The basics of the software
When you open Inkscape for the first time, you’ll see that the main screen and a new blank document opened are ready to go.
If you are using a Macintosh computer, Inkscape opens within the X11 application and may take slightly longer to load.
The Inkscape interface is based on the GNOME UI standard which uses visual cues and feedback for any icons. For example:
- Hovering your mouse over any icon displays a pop-up description of the icon.
- If an icon has a dark gray border, it is active and can be used.
- If an icon is grayed out, it is not currently available to use with the current selection.
- All icons that are in execution mode (or busy) are covered by a dark shadow. This signifies that the application is busy and won’t respond to any edit request.
- There is a Notification Display on the main screen that displays dynamic help messages to key shortcuts and basic information on how to use the Inkscape software in its current state or based on what objects and tools are selected.
Main screen basics
Within the main screen there is the main menu, a command, snap and status bar, tool controls, and a palette bar.
You will use the main menu bar the most when working on your projects. This is the central location to find every tool and menu item in the program—even those found in the visual-based toolbars below it on the screen. When you select a main menu item the Inkscape dialog displays the icon, a text description, and shortcut key combination for the feature. This can be helpful while first learning the program—as it provides you with easier and often faster ways to use your most commonly used functions of the program.
Let’s take a general tour of the tool bars seen on this main screen. We’ll pay close attention to the tools we’ll use most frequently.
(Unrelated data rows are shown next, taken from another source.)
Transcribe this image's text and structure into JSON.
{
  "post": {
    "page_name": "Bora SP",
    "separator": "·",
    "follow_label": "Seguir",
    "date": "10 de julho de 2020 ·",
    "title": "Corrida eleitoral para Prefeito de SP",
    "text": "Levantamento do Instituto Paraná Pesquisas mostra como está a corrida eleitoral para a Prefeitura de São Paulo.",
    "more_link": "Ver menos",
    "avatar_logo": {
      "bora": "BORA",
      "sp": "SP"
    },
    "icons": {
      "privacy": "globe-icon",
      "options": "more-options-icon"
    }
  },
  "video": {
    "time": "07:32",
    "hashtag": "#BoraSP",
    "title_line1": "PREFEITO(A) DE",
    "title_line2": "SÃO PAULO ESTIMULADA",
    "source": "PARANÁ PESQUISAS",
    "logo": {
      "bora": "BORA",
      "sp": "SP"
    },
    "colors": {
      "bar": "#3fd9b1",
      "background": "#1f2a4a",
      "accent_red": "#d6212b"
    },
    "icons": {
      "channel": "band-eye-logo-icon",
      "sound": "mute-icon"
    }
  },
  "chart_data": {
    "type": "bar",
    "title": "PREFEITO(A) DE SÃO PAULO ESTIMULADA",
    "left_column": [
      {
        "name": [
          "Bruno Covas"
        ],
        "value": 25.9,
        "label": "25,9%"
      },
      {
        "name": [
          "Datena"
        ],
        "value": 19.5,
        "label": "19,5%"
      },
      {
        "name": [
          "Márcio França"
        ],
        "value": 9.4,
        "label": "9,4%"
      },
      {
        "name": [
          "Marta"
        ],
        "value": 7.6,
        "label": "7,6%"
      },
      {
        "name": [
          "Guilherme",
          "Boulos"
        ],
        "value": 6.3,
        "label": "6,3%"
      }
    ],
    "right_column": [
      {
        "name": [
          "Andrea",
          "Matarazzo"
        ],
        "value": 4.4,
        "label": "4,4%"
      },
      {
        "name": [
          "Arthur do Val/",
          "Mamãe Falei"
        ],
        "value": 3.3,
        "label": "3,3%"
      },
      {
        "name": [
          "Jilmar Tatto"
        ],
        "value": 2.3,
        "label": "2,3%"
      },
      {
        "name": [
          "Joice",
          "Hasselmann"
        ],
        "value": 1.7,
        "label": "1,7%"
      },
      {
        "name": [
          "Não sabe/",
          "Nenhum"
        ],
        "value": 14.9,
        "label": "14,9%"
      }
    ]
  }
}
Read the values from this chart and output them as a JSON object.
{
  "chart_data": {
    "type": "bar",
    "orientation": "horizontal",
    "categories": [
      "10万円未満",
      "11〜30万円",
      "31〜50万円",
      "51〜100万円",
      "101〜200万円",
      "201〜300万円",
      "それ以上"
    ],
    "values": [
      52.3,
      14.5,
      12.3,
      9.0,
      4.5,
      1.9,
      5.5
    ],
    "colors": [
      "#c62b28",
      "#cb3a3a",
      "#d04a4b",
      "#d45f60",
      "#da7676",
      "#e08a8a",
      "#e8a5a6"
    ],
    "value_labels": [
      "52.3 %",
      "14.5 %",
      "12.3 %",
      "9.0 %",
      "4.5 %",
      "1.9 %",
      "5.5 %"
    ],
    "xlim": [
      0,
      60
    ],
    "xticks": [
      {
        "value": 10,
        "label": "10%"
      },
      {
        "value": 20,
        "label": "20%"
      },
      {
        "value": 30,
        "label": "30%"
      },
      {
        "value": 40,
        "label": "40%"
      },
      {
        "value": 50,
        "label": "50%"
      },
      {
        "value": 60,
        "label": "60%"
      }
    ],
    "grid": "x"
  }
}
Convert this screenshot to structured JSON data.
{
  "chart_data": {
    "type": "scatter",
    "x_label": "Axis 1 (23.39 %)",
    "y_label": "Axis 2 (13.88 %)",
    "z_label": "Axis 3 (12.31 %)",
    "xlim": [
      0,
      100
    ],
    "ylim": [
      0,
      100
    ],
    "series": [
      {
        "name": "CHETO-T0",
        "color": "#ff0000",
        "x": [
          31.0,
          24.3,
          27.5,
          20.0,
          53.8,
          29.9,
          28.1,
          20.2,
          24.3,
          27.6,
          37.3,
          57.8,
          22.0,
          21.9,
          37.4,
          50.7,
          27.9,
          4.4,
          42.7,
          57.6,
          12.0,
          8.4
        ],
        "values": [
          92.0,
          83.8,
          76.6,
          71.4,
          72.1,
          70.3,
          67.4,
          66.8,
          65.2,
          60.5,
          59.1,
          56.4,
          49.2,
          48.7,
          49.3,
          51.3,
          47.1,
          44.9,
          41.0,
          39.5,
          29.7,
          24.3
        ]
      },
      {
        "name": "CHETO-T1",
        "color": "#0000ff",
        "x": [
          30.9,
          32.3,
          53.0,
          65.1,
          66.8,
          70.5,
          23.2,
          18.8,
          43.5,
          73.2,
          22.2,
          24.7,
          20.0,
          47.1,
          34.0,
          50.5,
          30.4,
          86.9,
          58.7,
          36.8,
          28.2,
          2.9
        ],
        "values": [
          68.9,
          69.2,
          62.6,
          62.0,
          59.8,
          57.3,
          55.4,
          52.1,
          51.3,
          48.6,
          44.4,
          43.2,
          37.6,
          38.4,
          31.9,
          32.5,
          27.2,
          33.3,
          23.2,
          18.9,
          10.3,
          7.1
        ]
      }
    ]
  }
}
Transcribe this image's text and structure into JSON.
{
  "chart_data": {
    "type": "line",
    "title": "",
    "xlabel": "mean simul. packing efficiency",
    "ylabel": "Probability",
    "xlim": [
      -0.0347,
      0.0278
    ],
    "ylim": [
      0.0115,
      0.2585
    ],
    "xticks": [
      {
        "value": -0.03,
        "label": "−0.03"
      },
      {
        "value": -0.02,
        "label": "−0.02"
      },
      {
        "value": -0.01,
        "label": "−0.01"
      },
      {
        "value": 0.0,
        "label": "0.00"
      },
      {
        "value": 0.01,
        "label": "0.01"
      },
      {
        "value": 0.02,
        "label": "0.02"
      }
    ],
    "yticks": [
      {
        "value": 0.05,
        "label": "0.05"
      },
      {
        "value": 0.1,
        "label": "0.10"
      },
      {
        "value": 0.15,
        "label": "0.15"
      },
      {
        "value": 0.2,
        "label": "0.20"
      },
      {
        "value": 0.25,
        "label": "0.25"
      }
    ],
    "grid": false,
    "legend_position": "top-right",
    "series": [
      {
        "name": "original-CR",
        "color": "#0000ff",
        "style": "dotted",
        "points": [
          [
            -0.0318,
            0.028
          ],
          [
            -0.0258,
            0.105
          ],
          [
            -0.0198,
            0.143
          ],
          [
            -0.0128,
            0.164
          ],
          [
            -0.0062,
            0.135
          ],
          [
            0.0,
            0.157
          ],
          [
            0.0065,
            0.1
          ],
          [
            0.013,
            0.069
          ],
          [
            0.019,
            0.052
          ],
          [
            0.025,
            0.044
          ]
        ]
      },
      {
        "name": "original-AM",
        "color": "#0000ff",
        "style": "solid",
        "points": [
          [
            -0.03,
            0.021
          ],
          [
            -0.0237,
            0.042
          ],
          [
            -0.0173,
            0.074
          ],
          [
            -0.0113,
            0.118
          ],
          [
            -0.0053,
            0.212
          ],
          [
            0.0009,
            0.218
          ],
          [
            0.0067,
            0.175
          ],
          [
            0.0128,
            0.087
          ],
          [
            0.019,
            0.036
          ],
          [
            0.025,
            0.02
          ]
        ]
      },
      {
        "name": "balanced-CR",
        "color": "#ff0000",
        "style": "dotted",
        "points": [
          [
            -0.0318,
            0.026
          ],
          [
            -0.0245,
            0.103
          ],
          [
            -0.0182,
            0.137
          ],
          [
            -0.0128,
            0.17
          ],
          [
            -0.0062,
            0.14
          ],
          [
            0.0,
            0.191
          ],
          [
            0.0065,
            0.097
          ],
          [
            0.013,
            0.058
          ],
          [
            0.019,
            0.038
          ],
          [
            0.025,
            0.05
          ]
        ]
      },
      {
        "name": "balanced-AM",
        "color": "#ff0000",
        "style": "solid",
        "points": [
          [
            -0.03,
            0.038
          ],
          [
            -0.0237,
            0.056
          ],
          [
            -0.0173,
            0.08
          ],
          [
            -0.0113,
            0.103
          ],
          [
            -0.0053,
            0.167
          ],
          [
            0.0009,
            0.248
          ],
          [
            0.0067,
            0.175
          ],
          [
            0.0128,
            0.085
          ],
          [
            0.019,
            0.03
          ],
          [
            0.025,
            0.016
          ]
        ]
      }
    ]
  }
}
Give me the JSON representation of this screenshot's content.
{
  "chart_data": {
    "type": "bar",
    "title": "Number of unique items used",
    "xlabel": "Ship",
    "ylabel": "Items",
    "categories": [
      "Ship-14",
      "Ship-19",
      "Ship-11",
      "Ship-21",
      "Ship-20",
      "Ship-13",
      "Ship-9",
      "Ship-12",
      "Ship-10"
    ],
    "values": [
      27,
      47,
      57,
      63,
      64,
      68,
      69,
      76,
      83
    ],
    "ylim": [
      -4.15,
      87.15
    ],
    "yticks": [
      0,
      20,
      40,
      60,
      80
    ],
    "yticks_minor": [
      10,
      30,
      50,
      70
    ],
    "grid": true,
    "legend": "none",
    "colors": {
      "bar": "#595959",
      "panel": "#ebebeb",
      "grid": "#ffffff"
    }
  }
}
If you don’t like the location of any of the toolbars, you can also make them as floating windows on your screen. This lets you move them from their pre-defined locations and move them to a location of your liking. To move any of the toolbars, from their docking point on the left side, click and drag them out of the window. When you click the upper left button to close the toolbar window, it will be relocated back into the screen.
This toolbar represents the common and most frequently used commands in Inkscape:
As seen in the previous screenshot you can create a new document, open an existing one, save, print, cut, paste, zoom, add text, and much more. Hover your mouse over each icon for details on its function. By default, when you open Inkscape, this toolbar is on the right side of the main screen.
Also found vertically on the right side of the main screen, this toolbar is designed to help with the Snap to features of Inkscape. It lets you easily align items (snap to guides), force objects to align to paths (snap to paths), or snap to bounding boxes and edges.
This toolbar’s options change depending on which tool you have selected in the toolbox (described in the next section). When you are creating objects, it provides you all the detailed options—size, position, angles, and attributes specific to the tool you are currently using. By default, it looks like the following screenshot:
(Move the mouse over the image to enlarge.)
You have options to select/deselect objects within a layer, rotate or mirror objects, adjust object locations on the canvas, and scaling options and much more. Use it to define object properties when they are selected on the canvas.
You’ll use the tool box frequently. It contains all of the main tools for creating objects, selecting and modifying objects, and drawing. To select a tool, click the icon. If you double-click a tool, you can see that tool’s preferences (and change them).
If you are new to Inkscape, there are a couple of hints about creating and editing text. The Text tool (A icon) in the Tool Box shown above is the only way of creating new text on the canvas. The T icon shown in the Command Bar is used only while editing text that already exists on the canvas.